On the 25th of April, 2017, our Association organized a very special panel discussion at Corvinus University of Budapest, and the topic was the presentation of the achieved results, the past and future, and the recent structure and function of the Visegrad Group, which were connected by our lecturers to the main challenges of the European Union and to the current problems and issues in international politics.
In order to discuss these questions we had invited some experts, thus we could greet three ambassadors accredited to Hungary among our guest lecturers: Rastislav Kacer represented the Slovak, Jerzy Snopek represented the Polish, and Juraj Chmiel represented the Czech opinion, while also Szabolcs Takács, the Hungarian Secretary of European Union affairs also took part in the program. All of them gave a very complex and detailed presentation to the guests. During the event, there were many topics related to different policies and areas, which were discussed in 15-minute terms. After the panel discussion, the audience also had an opportunity to ask some questions from the ambassadors.
Firstly, the lecturers had to summarize and rate the work and achievements of the Visegrad countries, and the experts themselves, as a matter of fact, mentioned very different aspects and perspectives: they spoke about the history of the Cooperation, about the circumstances and the background of the formation, about the identity-making effects of the organization, about the common historical experiences, and about the similar cultural, economic and social characteristics of the Visegrad countries, which had a great role in connecting the member states.
An idea about establishing different regional organisations within the Visegrad Group has also occurred, in order to further strengthen and stabilise the integration, since the V4 countries define the economic and fiscal policies of the Central-European region. The lecturers have also talked about the importance of being open-minded towards the different new ideas, and the positive attitude connected with the respect of pluralism is also a necessary requirement to harmonise the individual interests, whether we examine the Visegrad group or the EU.
The next question was about the short-term future of the region, and about the possible reforms of the cooperation, like changing the structure and the institutional system of the organisation. The experts talked about local and EU-related problems too and mentioned some alternatives to solve them. The majority of the lecturers had a quite similar opinion because they said that currently, it is not necessary to introduce more complex and serious reforms.
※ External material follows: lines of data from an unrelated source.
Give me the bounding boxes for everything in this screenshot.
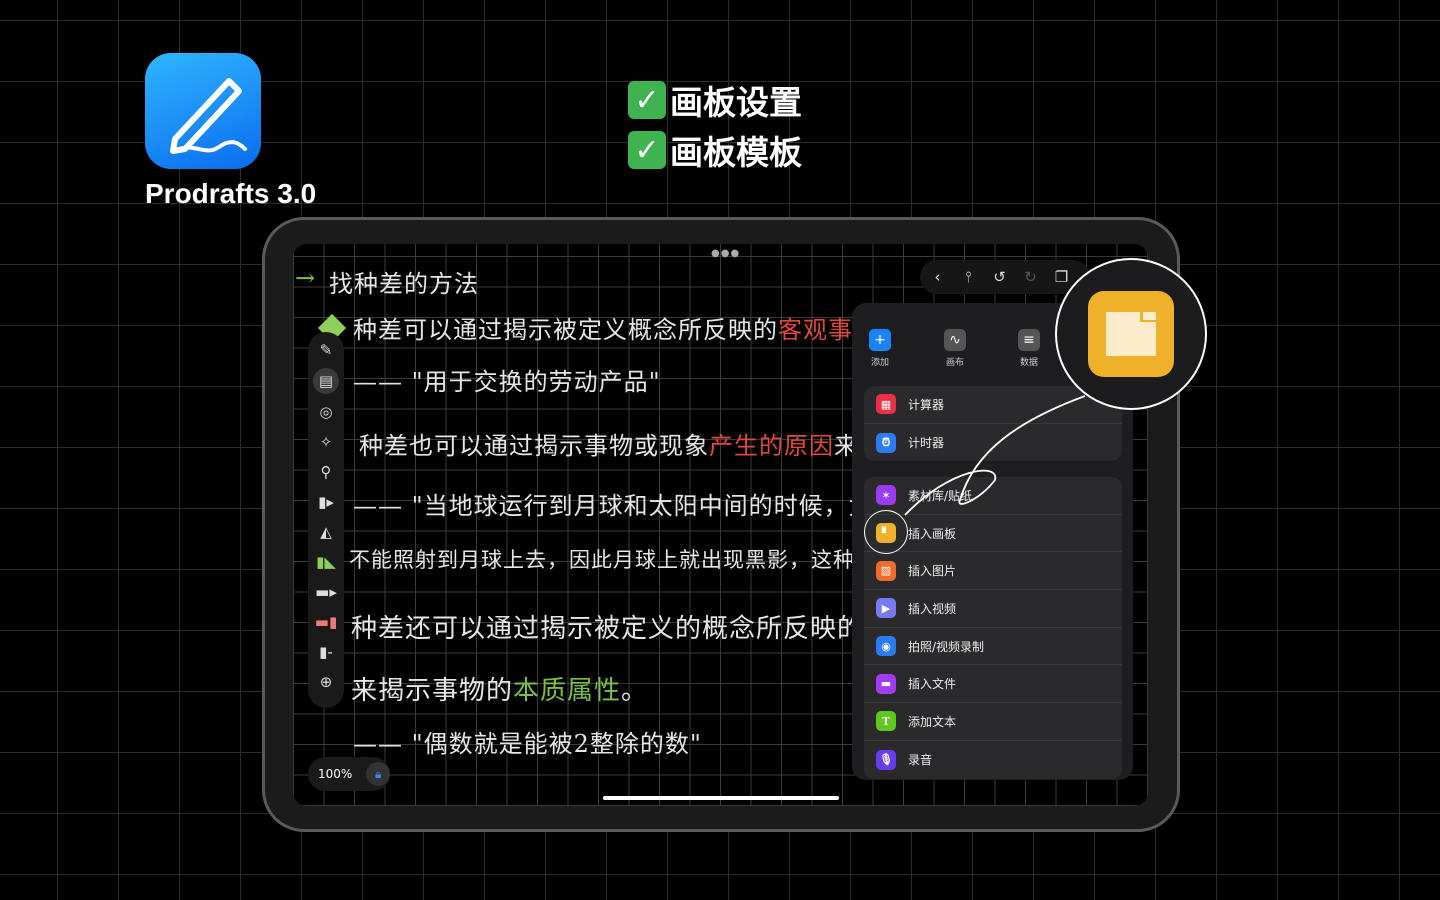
fill-tool-icon[interactable]: ⚲ bbox=[313, 460, 339, 484]
undo-icon[interactable]: ↺ bbox=[990, 268, 1009, 286]
sticker-icon: ✶ bbox=[876, 485, 896, 506]
tab-add[interactable]: + 添加 bbox=[850, 329, 910, 368]
redo-icon[interactable]: ↻ bbox=[1021, 268, 1040, 286]
app-title: Prodrafts 3.0 bbox=[145, 178, 317, 209]
zoom-level: 100% bbox=[318, 767, 353, 781]
text-icon: T bbox=[876, 711, 896, 732]
note-line: 种差可以通过揭示被定义概念所反映的 bbox=[353, 316, 778, 344]
note-line: —— "偶数就是能被2整除的数" bbox=[353, 730, 702, 758]
menu-label: 插入图片 bbox=[908, 564, 957, 579]
menu-label: 计算器 bbox=[908, 397, 945, 412]
magic-tool-icon[interactable]: ✧ bbox=[313, 430, 339, 454]
highlighter-green-icon[interactable]: ▮◣ bbox=[313, 550, 339, 574]
note-highlight: 产生的原因 bbox=[709, 432, 834, 460]
calculator-icon: ▦ bbox=[876, 394, 896, 415]
headline-text: 画板设置 bbox=[670, 83, 802, 122]
menu-item-camera[interactable]: ◉ 拍照/视频录制 bbox=[864, 628, 1122, 666]
magnifier-callout bbox=[1055, 258, 1207, 410]
menu-item-stickers[interactable]: ✶ 素材库/贴纸 bbox=[864, 477, 1122, 515]
top-toolbar: ‹ ⫯ ↺ ↻ ❐ bbox=[920, 260, 1090, 294]
eraser-icon[interactable]: ▬▮ bbox=[313, 610, 339, 634]
note-line: —— "当地球运行到月球和太阳中间的时候，太阳的 bbox=[353, 492, 924, 520]
tab-label: 画布 bbox=[945, 358, 964, 368]
lines-icon: ≡ bbox=[1018, 329, 1040, 351]
note-line: 来揭示事物的 bbox=[351, 676, 514, 706]
headline-2: ✓ 画板模板 bbox=[628, 126, 802, 174]
menu-item-add-text[interactable]: T 添加文本 bbox=[864, 703, 1122, 741]
note-highlight: 本质属性 bbox=[513, 676, 622, 706]
zoom-indicator[interactable]: 100% 🔒︎ bbox=[308, 757, 390, 791]
note-line: 种差也可以通过揭示事物或现象 bbox=[359, 432, 709, 460]
checkmark-icon: ✓ bbox=[628, 81, 666, 119]
note-line: 不能照射到月球上去，因此月球上就出现黑影，这种现 bbox=[349, 548, 877, 572]
fineliner-icon[interactable]: ▮- bbox=[313, 640, 339, 664]
home-indicator bbox=[603, 796, 839, 800]
brush-gray-icon[interactable]: ◭ bbox=[313, 520, 339, 544]
menu-label: 录音 bbox=[908, 753, 933, 768]
menu-label: 计时器 bbox=[908, 436, 945, 451]
note-line: —— "用于交换的劳动产品" bbox=[353, 368, 661, 396]
menu-label: 拍照/视频录制 bbox=[908, 639, 985, 654]
video-icon: ▶ bbox=[876, 598, 896, 619]
tool-palette: ✎ ▤ ◎ ✧ ⚲ ▮▸ ◭ ▮◣ ▬▸ ▬▮ ▮- ⊕ bbox=[308, 332, 344, 708]
mic-icon: 🎙︎ bbox=[876, 749, 896, 770]
folder-icon: ▬ bbox=[876, 673, 896, 694]
note-line: 种差还可以通过揭示被定义的概念所反映的 bbox=[351, 614, 865, 644]
add-tool-icon[interactable]: ⊕ bbox=[313, 670, 339, 694]
pages-icon[interactable]: ❐ bbox=[1052, 268, 1071, 286]
menu-item-insert-image[interactable]: ▨ 插入图片 bbox=[864, 552, 1122, 591]
pen-tool-icon[interactable]: ✎ bbox=[313, 338, 339, 362]
tab-data[interactable]: ≡ 数据 bbox=[999, 329, 1059, 368]
plus-icon: + bbox=[869, 329, 891, 351]
more-icon[interactable]: ●●● bbox=[711, 248, 740, 259]
app-icon bbox=[145, 53, 261, 169]
menu-item-insert-video[interactable]: ▶ 插入视频 bbox=[864, 590, 1122, 628]
lasso-tool-icon[interactable]: ◎ bbox=[313, 400, 339, 424]
menu-label: 插入视频 bbox=[908, 601, 957, 616]
tab-canvas[interactable]: ∿ 画布 bbox=[925, 329, 985, 368]
tools-group: ▦ 计算器 ⏰︎ 计时器 bbox=[864, 386, 1122, 462]
board-icon bbox=[1088, 291, 1174, 377]
headline-1: ✓ 画板设置 bbox=[628, 76, 802, 124]
marker-black-icon[interactable]: ▬▸ bbox=[313, 580, 339, 604]
checkmark-icon: ✓ bbox=[628, 131, 666, 169]
menu-label: 插入画板 bbox=[908, 526, 957, 541]
menu-label: 添加文本 bbox=[908, 714, 957, 729]
headline-text: 画板模板 bbox=[670, 133, 802, 172]
menu-item-insert-file[interactable]: ▬ 插入文件 bbox=[864, 665, 1122, 704]
camera-icon: ◉ bbox=[876, 636, 896, 657]
pin-icon[interactable]: ⫯ bbox=[959, 268, 978, 286]
lock-icon[interactable]: 🔒︎ bbox=[366, 762, 390, 786]
wave-icon: ∿ bbox=[944, 329, 966, 351]
menu-item-timer[interactable]: ⏰︎ 计时器 bbox=[864, 424, 1122, 462]
template-tool-icon[interactable]: ▤ bbox=[313, 368, 339, 394]
menu-item-record[interactable]: 🎙︎ 录音 bbox=[864, 741, 1122, 779]
menu-label: 插入文件 bbox=[908, 677, 957, 692]
note-line-end: 。 bbox=[621, 676, 649, 706]
tab-label: 数据 bbox=[1019, 358, 1038, 368]
menu-label: 素材库/贴纸 bbox=[908, 488, 973, 503]
back-icon[interactable]: ‹ bbox=[928, 268, 947, 286]
alarm-icon: ⏰︎ bbox=[876, 432, 896, 453]
image-icon: ▨ bbox=[876, 560, 896, 581]
pencil-icon bbox=[170, 78, 247, 154]
arrow-icon: → bbox=[295, 264, 317, 292]
tab-label: 添加 bbox=[870, 358, 889, 368]
highlight-circle bbox=[864, 510, 908, 554]
note-title: 找种差的方法 bbox=[329, 270, 479, 298]
pencil-white-icon[interactable]: ▮▸ bbox=[313, 490, 339, 514]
The recent structure of the organisation is very flexible for all the member states of the Visegrad Cooperation.
The lecturers did not forget to speak about the non-European foreign relations of the V4, but they had an opinion that the members are responsible for their own region in the first place. The Polish delegate talked about the question of common values too, and he said that faith, mutual confidence, and the sense to make compromises are very important principles, but according to his experience, it is a huge problem that these values occur only in slogans rather than in practice. All of the experts had a consensus that some parts of the individual goals and interests must be sacrificed in order to realise the common priorities.
The final questions were about the possible changes of the security sector, the idea of creating a European Defence Community, and about what kind of scenarios could appear in connection with the recent problems of the EU. The dilemma of a multispeed Europe was mentioned through some examples like Schengen or the Eurozone, which behave as little integrations inside the Union. The general opinion about the EU was that it is a story of success, and it has an obvious role by holding the peace and stability in Europe. Of course, problems can sometimes occur, that is why it needs some changes, for example in the bureaucratic system. Other relevant and actual questions were discussed as well, like the possibility of a common European Army, the refugee crisis, the war in Eastern-Ukraine, the terrorism, the sanctions towards the Russian Federation and the relations of Eastern-Central-Europe to the West and to the East.
In the end of the discussion, the lecturers answered a few questions from the audience, which were connected to the diplomatic and economic relations of the Visegrad Group, and to the possible frictions and conflicts inside the organisation.
Taking everything into consideration, it is very important to have a general view of the challenges which the V4 must cope with in the future.